4.3. Naar aanleiding van de desbetreffende stelling van de advocaat van verzoeker, die zij als motivering aan het wrakingsverzoek ten grondslag heeft gelegd, heeft de rechter-commissaris als haar opvatting te kennen gegeven van mening te zijn dat er geen zekerheid bestaat over de vraag of de door verzoeker reeds ondergane vrijheidsbeneming de duur van het voor tenuitvoerlegging vatbare gedeelte van de in België aan verzoeker opgelegde sanctie overtreft. De juistheid van de opvatting van de rechter-commissaris staat niet ter beoordeling aan de wrakingskamer. Slechts indien de wijze waarop de rechter-commissaris de zaak heeft behandeld zo onbegrijpelijk is dat redelijkerwijs daarvoor geen andere verklaring dan vooringenomenheid is te geven, kan er aanleiding bestaan om bij de rechter-commissaris een vooringenomenheid te vermoeden. Daarvan getuigt de opvatting van de rechter-commissaris niet, te meer niet nu de rechter-commissaris nog geen beslissing op de vordering heeft gegeven en de advocaat eerst de gelegenheid heeft geboden om op haar opvatting te reageren.

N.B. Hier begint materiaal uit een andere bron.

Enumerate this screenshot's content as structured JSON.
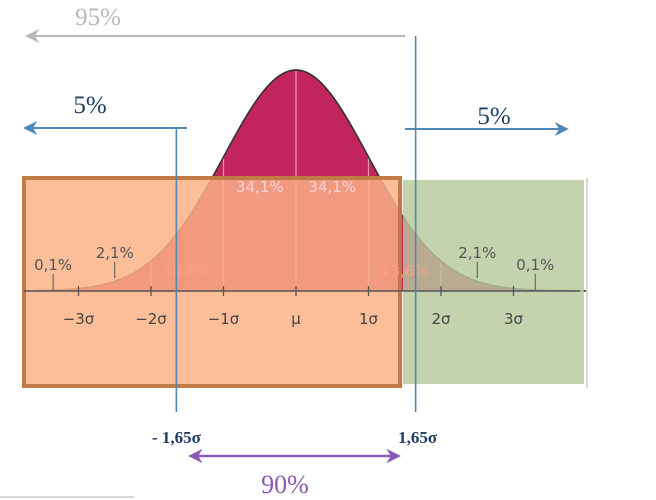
{
  "chart_data": {
    "type": "area",
    "title": "",
    "xlabel": "",
    "ylabel": "",
    "xlim": [
      -3.6,
      4.0
    ],
    "mean_label": "μ",
    "sigma_ticks": [
      {
        "value": -3,
        "label": "−3σ"
      },
      {
        "value": -2,
        "label": "−2σ"
      },
      {
        "value": -1,
        "label": "−1σ"
      },
      {
        "value": 0,
        "label": "μ"
      },
      {
        "value": 1,
        "label": "1σ"
      },
      {
        "value": 2,
        "label": "2σ"
      },
      {
        "value": 3,
        "label": "3σ"
      }
    ],
    "band_percents": [
      {
        "from": -1,
        "to": 0,
        "label": "34,1%"
      },
      {
        "from": 0,
        "to": 1,
        "label": "34,1%"
      },
      {
        "from": -2,
        "to": -1,
        "label": "13,6%"
      },
      {
        "from": 1,
        "to": 2,
        "label": "13,6%"
      },
      {
        "from": -3,
        "to": -2,
        "label": "2,1%"
      },
      {
        "from": 2,
        "to": 3,
        "label": "2,1%"
      },
      {
        "from": -3.6,
        "to": -3,
        "label": "0,1%"
      },
      {
        "from": 3,
        "to": 4.0,
        "label": "0,1%"
      }
    ],
    "critical_values": [
      {
        "value": -1.65,
        "label": "- 1,65σ"
      },
      {
        "value": 1.65,
        "label": "1,65σ"
      }
    ],
    "areas": {
      "left_tail": "5%",
      "right_tail": "5%",
      "middle": "90%",
      "upper": "95%"
    },
    "colors": {
      "curve_fill": "#c2245e",
      "left_box": "#fbb286",
      "left_box_border": "#c07a46",
      "right_box": "#b7c89c",
      "arrow_blue": "#4f88b4",
      "arrow_gray": "#b8b8b8",
      "arrow_purple": "#8b58b6",
      "crit_text": "#1f3d64",
      "tail_text": "#1f3d64"
    }
  }
}
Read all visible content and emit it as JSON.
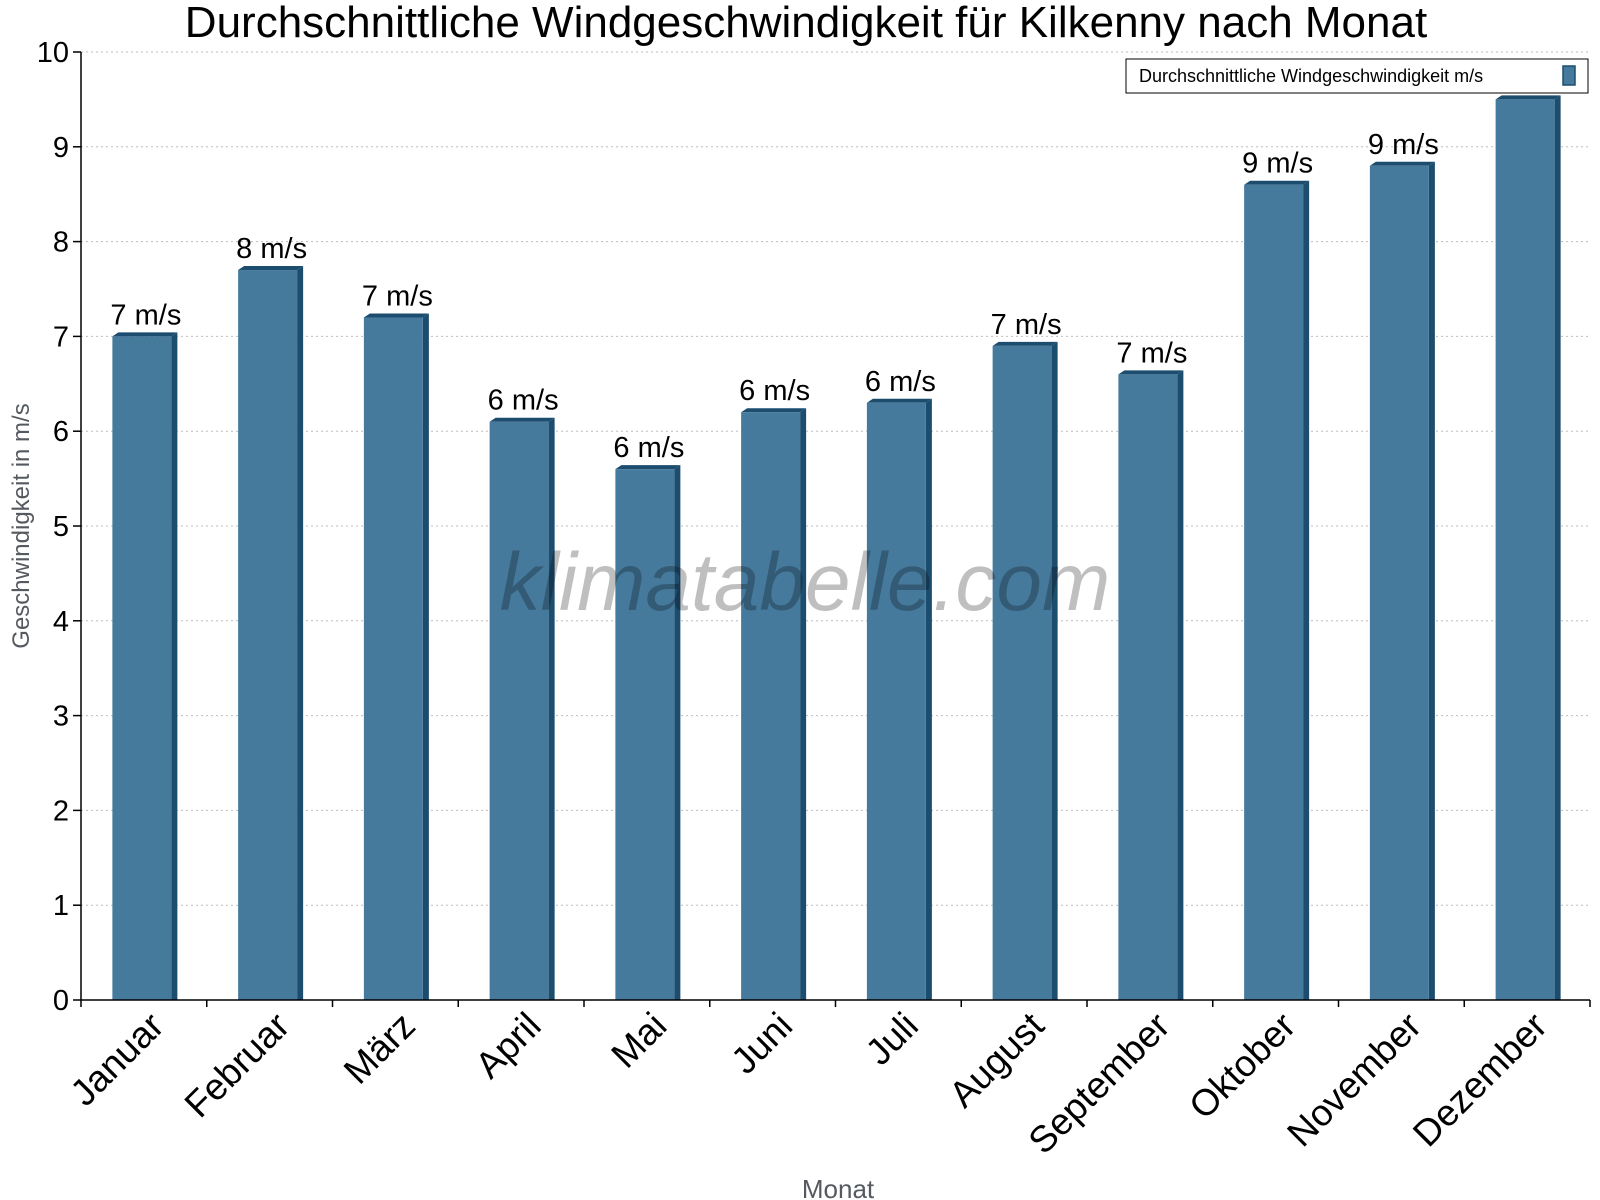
{
  "chart_data": {
    "type": "bar",
    "title": "Durchschnittliche Windgeschwindigkeit für Kilkenny nach Monat",
    "xlabel": "Monat",
    "ylabel": "Geschwindigkeit in m/s",
    "ylim": [
      0,
      10
    ],
    "yticks": [
      "0",
      "1",
      "2",
      "3",
      "4",
      "5",
      "6",
      "7",
      "8",
      "9",
      "10"
    ],
    "grid": true,
    "legend_position": "top-right",
    "categories": [
      "Januar",
      "Februar",
      "März",
      "April",
      "Mai",
      "Juni",
      "Juli",
      "August",
      "September",
      "Oktober",
      "November",
      "Dezember"
    ],
    "series": [
      {
        "name": "Durchschnittliche Windgeschwindigkeit m/s",
        "values": [
          7.0,
          7.7,
          7.2,
          6.1,
          5.6,
          6.2,
          6.3,
          6.9,
          6.6,
          8.6,
          8.8,
          9.5
        ],
        "data_labels": [
          "7 m/s",
          "8 m/s",
          "7 m/s",
          "6 m/s",
          "6 m/s",
          "6 m/s",
          "6 m/s",
          "7 m/s",
          "7 m/s",
          "9 m/s",
          "9 m/s",
          ""
        ],
        "color": "#467a9d",
        "edge_color": "#1c4d6e"
      }
    ],
    "watermark": "klimatabelle.com"
  }
}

4.4. Het voornemen van de rechter-commissaris om een reclasseringsrapport te laten opmaken, is geen aanwijzing dat de rechter-commissaris vooruitloopt op een beslissing die de rechtbank, waarvan de rechter-commissaris geen deel uitmaakt, in de hoofdzaak nog moet nemen. Met dit voornemen had de rechter-commissaris het oogmerk om de procedure te bespoedigen, hetgeen niet is betwist. Bovendien is aan de advocaat en de verzoeker de gelegenheid geboden zich over dit voornemen uit te laten.
4.5. Onder de (combinatie van) omstandigheden, zoals die hiervoor onder 4.3. en 4.4. zijn vermeld, kan - objectief gezien - geen sprake zijn van de schijn van vooringenomenheid van de rechter-commissaris. Het wrakingsverzoek dient dan ook als ongegrond afgewezen te worden.
5. Beslissing
De rechtbank:
5.1. verklaart ongegrond en wijst af het verzoek tot wraking van de rechter-commissaris
mr. [ ].
Deze beslissing is gegeven door mr. M.P.F. van Dooren, mr. drs. O.M. de Lange en
mr. C.A.M. Schaap-Meulemeester, bijgestaan door mr. L.G.H. Cox als griffier en in het openbaar uitgesproken op 4 oktober 2010.